A new approach to river bank retreat and advance in 2D numerical models of fluvial morphodynamics

Abstract

River bank retreat and advance are modes of morphological evolution in addition to bed level changes and changes in bed sediment composition. They produce planform changes such as width adjustment and meander bend migration. However, their reproduction in a 2D numerical model still remains a challenge. Defining bank-lines along the nearest grid lines of a rectangular computational grid leads to staircase lines that impede any reasonable determination of the hydraulic loads on the banks. An adaptive curvilinear boundary-fitted grid may seem to solve this problem, but arbitrary bank retreat and advance appear to deform such a grid prohibitively within a few bank-line update steps. We therefore present a new approach in which shifting bank-lines are followed as separate moving objects on a fixed grid, using local immersed-boundary techniques to solve the flow and sediment transport in the vicinity of the bank-lines. This means that the grid itself remains stationary but the flow domain is adapted each (morphological) time step.

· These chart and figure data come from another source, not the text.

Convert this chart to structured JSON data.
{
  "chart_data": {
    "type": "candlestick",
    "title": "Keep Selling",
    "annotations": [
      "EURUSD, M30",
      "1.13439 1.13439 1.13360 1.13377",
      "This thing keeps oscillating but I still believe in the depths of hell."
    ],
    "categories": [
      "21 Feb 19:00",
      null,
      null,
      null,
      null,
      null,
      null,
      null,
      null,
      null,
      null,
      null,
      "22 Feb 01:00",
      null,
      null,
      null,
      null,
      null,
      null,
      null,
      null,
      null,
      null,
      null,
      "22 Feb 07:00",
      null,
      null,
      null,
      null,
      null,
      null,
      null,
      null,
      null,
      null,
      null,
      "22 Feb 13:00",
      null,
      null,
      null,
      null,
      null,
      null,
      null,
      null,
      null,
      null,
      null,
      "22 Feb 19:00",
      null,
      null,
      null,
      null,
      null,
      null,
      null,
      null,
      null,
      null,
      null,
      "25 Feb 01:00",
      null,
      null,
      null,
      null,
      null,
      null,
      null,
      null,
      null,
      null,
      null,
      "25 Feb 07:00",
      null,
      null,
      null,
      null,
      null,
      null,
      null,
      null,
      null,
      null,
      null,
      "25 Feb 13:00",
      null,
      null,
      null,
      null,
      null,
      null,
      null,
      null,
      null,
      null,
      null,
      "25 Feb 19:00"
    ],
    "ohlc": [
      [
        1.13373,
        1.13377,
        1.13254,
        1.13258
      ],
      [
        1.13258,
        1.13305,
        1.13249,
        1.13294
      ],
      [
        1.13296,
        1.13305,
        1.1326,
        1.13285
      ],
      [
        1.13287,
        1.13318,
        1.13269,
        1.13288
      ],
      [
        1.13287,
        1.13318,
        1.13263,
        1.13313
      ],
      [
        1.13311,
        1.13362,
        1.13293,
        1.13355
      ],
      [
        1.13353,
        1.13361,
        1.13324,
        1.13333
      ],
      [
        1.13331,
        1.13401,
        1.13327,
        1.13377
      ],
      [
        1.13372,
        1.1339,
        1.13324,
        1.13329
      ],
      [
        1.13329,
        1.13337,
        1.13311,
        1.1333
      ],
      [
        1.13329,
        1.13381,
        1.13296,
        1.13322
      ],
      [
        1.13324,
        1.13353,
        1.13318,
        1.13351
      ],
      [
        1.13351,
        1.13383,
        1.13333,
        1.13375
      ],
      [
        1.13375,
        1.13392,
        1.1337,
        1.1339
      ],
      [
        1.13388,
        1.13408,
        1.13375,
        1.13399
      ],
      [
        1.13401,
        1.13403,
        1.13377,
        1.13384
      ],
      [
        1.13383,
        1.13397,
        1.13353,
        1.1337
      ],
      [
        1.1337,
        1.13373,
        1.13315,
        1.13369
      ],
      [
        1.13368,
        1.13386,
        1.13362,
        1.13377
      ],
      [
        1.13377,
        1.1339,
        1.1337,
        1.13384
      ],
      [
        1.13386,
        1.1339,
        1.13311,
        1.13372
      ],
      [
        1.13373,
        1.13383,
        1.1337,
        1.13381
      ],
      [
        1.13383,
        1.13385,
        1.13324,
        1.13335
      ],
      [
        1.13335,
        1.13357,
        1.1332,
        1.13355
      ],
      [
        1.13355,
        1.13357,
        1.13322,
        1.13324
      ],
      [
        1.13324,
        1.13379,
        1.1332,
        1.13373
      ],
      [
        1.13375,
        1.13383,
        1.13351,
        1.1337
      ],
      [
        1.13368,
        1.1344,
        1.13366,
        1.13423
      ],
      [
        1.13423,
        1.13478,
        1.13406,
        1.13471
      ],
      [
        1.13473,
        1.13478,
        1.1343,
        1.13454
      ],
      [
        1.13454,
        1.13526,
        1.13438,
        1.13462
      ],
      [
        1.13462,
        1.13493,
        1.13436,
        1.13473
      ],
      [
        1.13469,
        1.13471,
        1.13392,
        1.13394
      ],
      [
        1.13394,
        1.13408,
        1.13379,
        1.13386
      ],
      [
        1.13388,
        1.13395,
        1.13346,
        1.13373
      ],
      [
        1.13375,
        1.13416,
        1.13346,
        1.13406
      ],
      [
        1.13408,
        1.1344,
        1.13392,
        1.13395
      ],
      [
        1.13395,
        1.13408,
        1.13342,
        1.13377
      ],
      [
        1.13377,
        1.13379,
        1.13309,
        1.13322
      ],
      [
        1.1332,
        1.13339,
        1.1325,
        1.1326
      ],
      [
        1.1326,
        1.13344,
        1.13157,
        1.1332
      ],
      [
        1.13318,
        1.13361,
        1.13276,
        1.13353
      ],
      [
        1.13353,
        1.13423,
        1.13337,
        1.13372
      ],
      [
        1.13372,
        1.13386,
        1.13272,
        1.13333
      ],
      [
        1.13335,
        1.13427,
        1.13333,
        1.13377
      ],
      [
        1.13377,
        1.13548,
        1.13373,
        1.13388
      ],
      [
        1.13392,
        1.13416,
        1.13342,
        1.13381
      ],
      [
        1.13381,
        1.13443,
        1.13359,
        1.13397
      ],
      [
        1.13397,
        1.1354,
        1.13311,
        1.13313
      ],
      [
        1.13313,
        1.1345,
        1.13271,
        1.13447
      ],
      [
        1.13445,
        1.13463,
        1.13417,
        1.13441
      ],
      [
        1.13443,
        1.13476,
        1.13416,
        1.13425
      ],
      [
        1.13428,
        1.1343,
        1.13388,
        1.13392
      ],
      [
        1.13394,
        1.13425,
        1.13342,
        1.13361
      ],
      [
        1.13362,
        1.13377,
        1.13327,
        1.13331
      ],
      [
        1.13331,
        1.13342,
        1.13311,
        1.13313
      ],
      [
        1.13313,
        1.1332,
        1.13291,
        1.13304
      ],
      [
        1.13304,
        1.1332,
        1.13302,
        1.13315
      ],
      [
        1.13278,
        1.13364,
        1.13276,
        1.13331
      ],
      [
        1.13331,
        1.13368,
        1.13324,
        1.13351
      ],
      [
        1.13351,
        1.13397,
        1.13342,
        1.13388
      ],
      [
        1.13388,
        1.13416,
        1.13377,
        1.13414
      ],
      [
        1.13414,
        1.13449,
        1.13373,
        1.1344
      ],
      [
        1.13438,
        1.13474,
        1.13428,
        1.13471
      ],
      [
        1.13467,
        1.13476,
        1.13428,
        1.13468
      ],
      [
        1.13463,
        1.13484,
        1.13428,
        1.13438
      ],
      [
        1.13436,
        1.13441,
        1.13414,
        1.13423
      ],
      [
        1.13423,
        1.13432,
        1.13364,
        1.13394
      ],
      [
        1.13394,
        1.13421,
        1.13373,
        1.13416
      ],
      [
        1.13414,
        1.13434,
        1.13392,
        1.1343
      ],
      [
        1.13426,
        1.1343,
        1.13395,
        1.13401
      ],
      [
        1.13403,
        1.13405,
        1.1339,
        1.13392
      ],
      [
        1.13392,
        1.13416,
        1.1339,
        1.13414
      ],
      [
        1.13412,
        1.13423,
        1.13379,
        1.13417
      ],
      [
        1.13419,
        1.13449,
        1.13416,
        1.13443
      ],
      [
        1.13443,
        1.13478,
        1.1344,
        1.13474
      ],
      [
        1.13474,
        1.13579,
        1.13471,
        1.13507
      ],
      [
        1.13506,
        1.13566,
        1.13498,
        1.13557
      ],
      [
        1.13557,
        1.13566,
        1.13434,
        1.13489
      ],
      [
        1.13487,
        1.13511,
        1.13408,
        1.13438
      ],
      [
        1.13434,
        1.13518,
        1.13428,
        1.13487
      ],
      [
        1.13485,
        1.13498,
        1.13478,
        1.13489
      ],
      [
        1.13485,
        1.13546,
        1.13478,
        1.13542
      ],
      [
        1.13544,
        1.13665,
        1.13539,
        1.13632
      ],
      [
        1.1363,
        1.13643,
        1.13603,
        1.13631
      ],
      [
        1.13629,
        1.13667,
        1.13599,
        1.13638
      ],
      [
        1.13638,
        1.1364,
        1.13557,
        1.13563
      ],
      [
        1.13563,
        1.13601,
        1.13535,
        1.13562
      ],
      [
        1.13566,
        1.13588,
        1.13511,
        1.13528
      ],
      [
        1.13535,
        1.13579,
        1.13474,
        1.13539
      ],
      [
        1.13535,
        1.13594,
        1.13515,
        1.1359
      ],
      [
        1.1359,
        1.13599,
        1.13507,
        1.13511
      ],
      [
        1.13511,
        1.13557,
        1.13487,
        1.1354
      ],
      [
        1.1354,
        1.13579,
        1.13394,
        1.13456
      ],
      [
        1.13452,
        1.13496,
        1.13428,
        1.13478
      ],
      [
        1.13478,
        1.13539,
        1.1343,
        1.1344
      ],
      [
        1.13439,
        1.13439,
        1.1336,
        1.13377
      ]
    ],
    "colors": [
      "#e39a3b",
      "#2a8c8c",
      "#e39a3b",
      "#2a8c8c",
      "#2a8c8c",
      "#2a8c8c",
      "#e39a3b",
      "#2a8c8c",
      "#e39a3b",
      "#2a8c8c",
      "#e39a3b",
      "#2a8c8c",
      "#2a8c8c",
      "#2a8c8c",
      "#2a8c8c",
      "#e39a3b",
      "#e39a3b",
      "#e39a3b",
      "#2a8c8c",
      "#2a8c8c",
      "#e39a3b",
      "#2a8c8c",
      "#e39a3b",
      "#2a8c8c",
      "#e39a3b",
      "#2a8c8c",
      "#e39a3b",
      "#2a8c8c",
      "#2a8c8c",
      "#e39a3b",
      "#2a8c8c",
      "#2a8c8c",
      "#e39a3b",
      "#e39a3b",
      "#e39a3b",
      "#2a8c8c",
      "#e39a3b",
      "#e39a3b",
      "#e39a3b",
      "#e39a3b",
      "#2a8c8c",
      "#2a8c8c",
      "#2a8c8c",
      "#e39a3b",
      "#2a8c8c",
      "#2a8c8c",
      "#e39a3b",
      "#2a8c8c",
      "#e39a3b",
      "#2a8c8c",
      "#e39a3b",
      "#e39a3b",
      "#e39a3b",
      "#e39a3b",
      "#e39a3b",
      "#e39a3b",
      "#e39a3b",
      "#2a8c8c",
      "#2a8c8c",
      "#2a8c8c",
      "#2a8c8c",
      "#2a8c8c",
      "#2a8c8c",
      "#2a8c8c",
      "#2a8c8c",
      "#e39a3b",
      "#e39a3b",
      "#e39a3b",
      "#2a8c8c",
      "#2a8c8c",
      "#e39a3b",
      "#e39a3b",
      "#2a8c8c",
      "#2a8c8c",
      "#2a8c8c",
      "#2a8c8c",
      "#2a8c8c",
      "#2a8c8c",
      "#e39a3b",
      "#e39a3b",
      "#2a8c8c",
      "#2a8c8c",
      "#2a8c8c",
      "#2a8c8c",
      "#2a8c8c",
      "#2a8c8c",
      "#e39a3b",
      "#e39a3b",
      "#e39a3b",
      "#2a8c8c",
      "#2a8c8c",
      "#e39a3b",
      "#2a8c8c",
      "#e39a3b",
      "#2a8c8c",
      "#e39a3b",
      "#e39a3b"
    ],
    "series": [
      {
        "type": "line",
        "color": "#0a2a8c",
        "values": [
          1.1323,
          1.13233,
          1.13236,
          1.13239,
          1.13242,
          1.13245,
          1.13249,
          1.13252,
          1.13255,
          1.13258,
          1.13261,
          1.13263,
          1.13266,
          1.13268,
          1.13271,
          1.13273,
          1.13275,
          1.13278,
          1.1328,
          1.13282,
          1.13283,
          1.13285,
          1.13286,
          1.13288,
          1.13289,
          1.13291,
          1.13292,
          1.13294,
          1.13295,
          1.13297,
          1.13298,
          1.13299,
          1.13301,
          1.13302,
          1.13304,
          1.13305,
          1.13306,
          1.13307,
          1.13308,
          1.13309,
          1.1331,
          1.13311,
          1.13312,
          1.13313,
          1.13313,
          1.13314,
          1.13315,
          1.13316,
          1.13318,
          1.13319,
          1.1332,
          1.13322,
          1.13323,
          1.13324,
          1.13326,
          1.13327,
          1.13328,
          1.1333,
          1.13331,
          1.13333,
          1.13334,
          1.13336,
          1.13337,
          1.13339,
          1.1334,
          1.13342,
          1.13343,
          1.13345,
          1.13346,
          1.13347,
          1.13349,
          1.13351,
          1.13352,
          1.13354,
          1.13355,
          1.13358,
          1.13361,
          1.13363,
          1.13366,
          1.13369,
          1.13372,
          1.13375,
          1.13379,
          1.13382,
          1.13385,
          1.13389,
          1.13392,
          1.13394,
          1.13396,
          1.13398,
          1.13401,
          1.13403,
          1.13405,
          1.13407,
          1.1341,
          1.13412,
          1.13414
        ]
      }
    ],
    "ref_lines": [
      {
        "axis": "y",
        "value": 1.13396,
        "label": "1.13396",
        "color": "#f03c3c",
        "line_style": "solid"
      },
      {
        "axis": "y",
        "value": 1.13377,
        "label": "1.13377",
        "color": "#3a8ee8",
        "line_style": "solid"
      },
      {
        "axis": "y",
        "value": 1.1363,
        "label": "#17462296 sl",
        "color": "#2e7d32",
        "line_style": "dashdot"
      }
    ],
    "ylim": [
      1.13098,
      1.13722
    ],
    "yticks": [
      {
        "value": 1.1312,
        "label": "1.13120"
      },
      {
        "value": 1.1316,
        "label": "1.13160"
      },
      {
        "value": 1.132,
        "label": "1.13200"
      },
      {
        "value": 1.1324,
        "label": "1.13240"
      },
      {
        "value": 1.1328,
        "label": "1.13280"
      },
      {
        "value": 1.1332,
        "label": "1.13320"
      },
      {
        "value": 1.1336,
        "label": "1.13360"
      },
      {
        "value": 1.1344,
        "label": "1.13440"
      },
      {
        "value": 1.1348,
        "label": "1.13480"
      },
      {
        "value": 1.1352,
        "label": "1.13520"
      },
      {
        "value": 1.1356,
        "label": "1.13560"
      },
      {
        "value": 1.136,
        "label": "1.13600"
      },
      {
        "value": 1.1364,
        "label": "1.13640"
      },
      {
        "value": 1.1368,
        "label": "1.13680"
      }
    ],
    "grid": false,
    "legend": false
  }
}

The use of separate moving objects also gives the opportunity to track bank-lines that are not on the border of the computational domain, but somewhere inside this domain, e.g. the main river channel between floodplains or the channels in an estuary. The immersed-boundary approach with moving bank lines has been implemented in the existing framework of Delft3D, which allows us to reuse all advanced features that are already present in this code, such as advanced bed level updating and sediment transport formulations. The distance and the direction of bank retreat are computed using a simple bank erosion formula, but can be easily extended to incorporate other bank erosion mechanisms. We analyze the performance of this approach for a simple meandering river. The results show that the new approach is capable of reproducing complex river planform changes without grid deformation problems and without the need to employ a very fine grid.